ABSTRACT

Default on a dream In 2004 the American political scientist Jeremy Rifkin published a book called The European Dream, where he wrote that, unlike the United States, the European Union appeared to be a model of an emerging ‘soft power’ in a hard world. Already an economic giant, with a single currency stronger than the dollar, it lacked the arrogance in world affairs of the US. It had emerged from the ashes of WWII with a project for peaceful unification of hitherto warring states. All its members were democracies. With the end of the Cold War, most former satellite states of the defunct Soviet Union already had joined it. It had drawn up a Charter of Fundamental Rights, which was to be part of a new Constitution for Europe. It seemed a model for what might in due course be a new global order (Rifkin 2004). Yet, within months of Rifkin’s claims, something went wrong. The Constitution for Europe was serially rejected by those electorates given the chance to vote on it.
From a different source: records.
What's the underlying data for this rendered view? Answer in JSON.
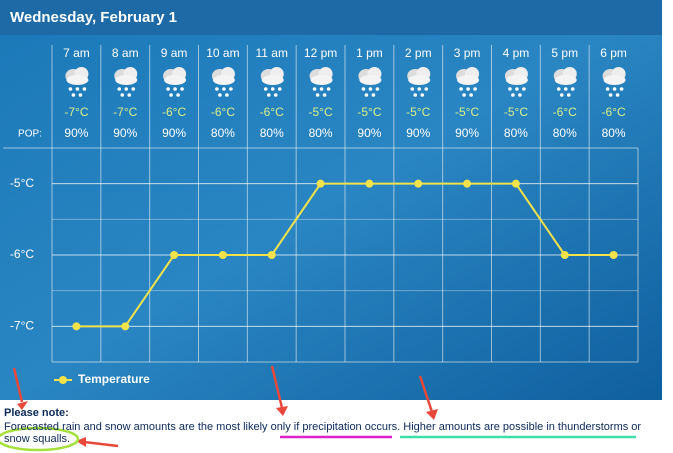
{
  "header": {
    "title": "Wednesday, February 1"
  },
  "pop_label": "POP:",
  "pop": [
    "90%",
    "90%",
    "90%",
    "80%",
    "80%",
    "80%",
    "90%",
    "90%",
    "90%",
    "80%",
    "80%",
    "80%"
  ],
  "chart_data": {
    "type": "line",
    "categories": [
      "7 am",
      "8 am",
      "9 am",
      "10 am",
      "11 am",
      "12 pm",
      "1 pm",
      "2 pm",
      "3 pm",
      "4 pm",
      "5 pm",
      "6 pm"
    ],
    "series": [
      {
        "name": "Temperature",
        "color": "#f3e24a",
        "values": [
          -7,
          -7,
          -6,
          -6,
          -6,
          -5,
          -5,
          -5,
          -5,
          -5,
          -6,
          -6
        ],
        "value_labels": [
          "-7°C",
          "-7°C",
          "-6°C",
          "-6°C",
          "-6°C",
          "-5°C",
          "-5°C",
          "-5°C",
          "-5°C",
          "-5°C",
          "-6°C",
          "-6°C"
        ]
      }
    ],
    "ylim": [
      -7.5,
      -4.5
    ],
    "yticks": [
      {
        "value": -5,
        "label": "-5°C"
      },
      {
        "value": -6,
        "label": "-6°C"
      },
      {
        "value": -7,
        "label": "-7°C"
      }
    ],
    "grid": true
  },
  "note": {
    "title": "Please note:",
    "text": "Forecasted rain and snow amounts are the most likely only if precipitation occurs. Higher amounts are possible in thunderstorms or snow squalls."
  }
}
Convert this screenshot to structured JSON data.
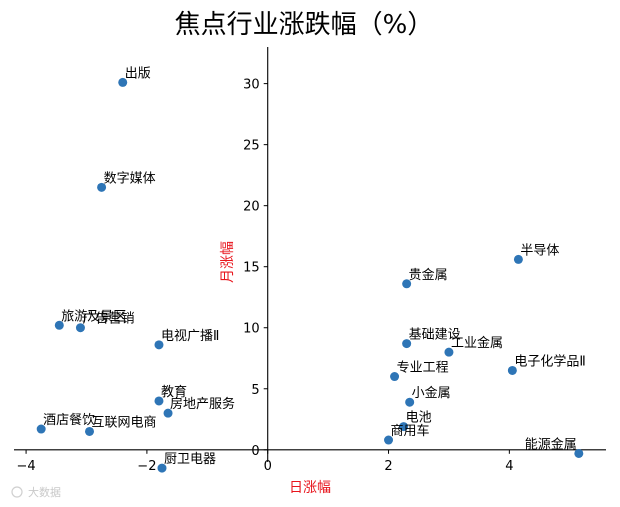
{
  "chart_data": {
    "type": "scatter",
    "title": "焦点行业涨跌幅（%）",
    "xlabel": "日涨幅",
    "ylabel": "月涨幅",
    "axis_label_color": "#e8141c",
    "point_color": "#2e75b6",
    "xlim": [
      -4.2,
      5.6
    ],
    "ylim": [
      -1.0,
      33.0
    ],
    "x_ticks": [
      -4,
      -2,
      0,
      2,
      4
    ],
    "x_tick_labels": [
      "−4",
      "−2",
      "0",
      "2",
      "4"
    ],
    "y_ticks": [
      0,
      5,
      10,
      15,
      20,
      25,
      30
    ],
    "y_tick_labels": [
      "0",
      "5",
      "10",
      "15",
      "20",
      "25",
      "30"
    ],
    "grid": false,
    "points": [
      {
        "label": "出版",
        "x": -2.4,
        "y": 30.1
      },
      {
        "label": "数字媒体",
        "x": -2.75,
        "y": 21.5
      },
      {
        "label": "旅游及景区",
        "x": -3.45,
        "y": 10.2
      },
      {
        "label": "广告营销",
        "x": -3.1,
        "y": 10.0
      },
      {
        "label": "电视广播Ⅱ",
        "x": -1.8,
        "y": 8.6
      },
      {
        "label": "教育",
        "x": -1.8,
        "y": 4.0
      },
      {
        "label": "房地产服务",
        "x": -1.65,
        "y": 3.0
      },
      {
        "label": "酒店餐饮",
        "x": -3.75,
        "y": 1.7
      },
      {
        "label": "互联网电商",
        "x": -2.95,
        "y": 1.5
      },
      {
        "label": "厨卫电器",
        "x": -1.75,
        "y": -1.5
      },
      {
        "label": "半导体",
        "x": 4.15,
        "y": 15.6
      },
      {
        "label": "贵金属",
        "x": 2.3,
        "y": 13.6
      },
      {
        "label": "基础建设",
        "x": 2.3,
        "y": 8.7
      },
      {
        "label": "工业金属",
        "x": 3.0,
        "y": 8.0
      },
      {
        "label": "专业工程",
        "x": 2.1,
        "y": 6.0
      },
      {
        "label": "电子化学品Ⅱ",
        "x": 4.05,
        "y": 6.5
      },
      {
        "label": "小金属",
        "x": 2.35,
        "y": 3.9
      },
      {
        "label": "电池",
        "x": 2.25,
        "y": 1.9
      },
      {
        "label": "商用车",
        "x": 2.0,
        "y": 0.8
      },
      {
        "label": "能源金属",
        "x": 5.15,
        "y": -0.3
      }
    ]
  },
  "watermark": "大数据"
}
Since 2009 Europe has less than fulfilled Rifkin’s dream. Rating agencies which had ranked toxic debt as safe as government bonds until the subprime crisis threatened banks and hedge funds with collapse turned their sights on European governments whose debt, in key cases, had soared to salvage them. Threats to the single currency, which Helmut Kohl had presumed would lock Germany into a democratic Europe, instead proved to be the template for resurgence of German hegemony, with debt-distressed member states succumbing to the claims of Angela Merkel that there was no alternative to saving them other than an austerity which denied the very principles of achieving rising standards on which the Rome Treaty, founding a European Community, had been based. The outcome, by 2012, was a Stability Treaty agreed by 25 of the then 27 EU member states that national governments should submit their budgets to European technocrats before these were submitted to their parliaments and that they should commit themselves to ‘budget balance’ as a principle, despite this being as progressive a response to crisis as a return to the gold standard. This was matched by another principle that would have satisfied Milton Friedman, that European governments should govern only by market criteria, rather than those for social welfare, which was a denial not only of Keynesian reasoning but also of the

principles of Marshall Aid from which Germany herself had been a key beneficiary, and of the European Social Model to which nation states emerging either from dictatorship in southern Europe, or in the former Soviet Union, had assumed that the then European Community and later European Union was committed. The path towards this had been laid by the earlier failed attempt to impose a European Constitution, which was rejected by the electorates of every member state to which it was put for ratification, yet then recycled as a Lisbon Treaty, and later endorsed by the Irish electorate only on the basis of an offer they could not afford to refuse. For an austerity pact, of itself, will not placate financial markets, which, by 2012, became increasingly aware that, without growth, the European economy could not reduce its debt and deficits. For example, when Standard & Poors downgraded nine Eurozone member states in January 2012, they stressed that the three key reasons were: (1) simultaneous debt and spending reduction by governments and households, (2) thereby weakening economic growth, and (3) prolonged dispute among European policymakers on what to do about it (The Telegraph 2012).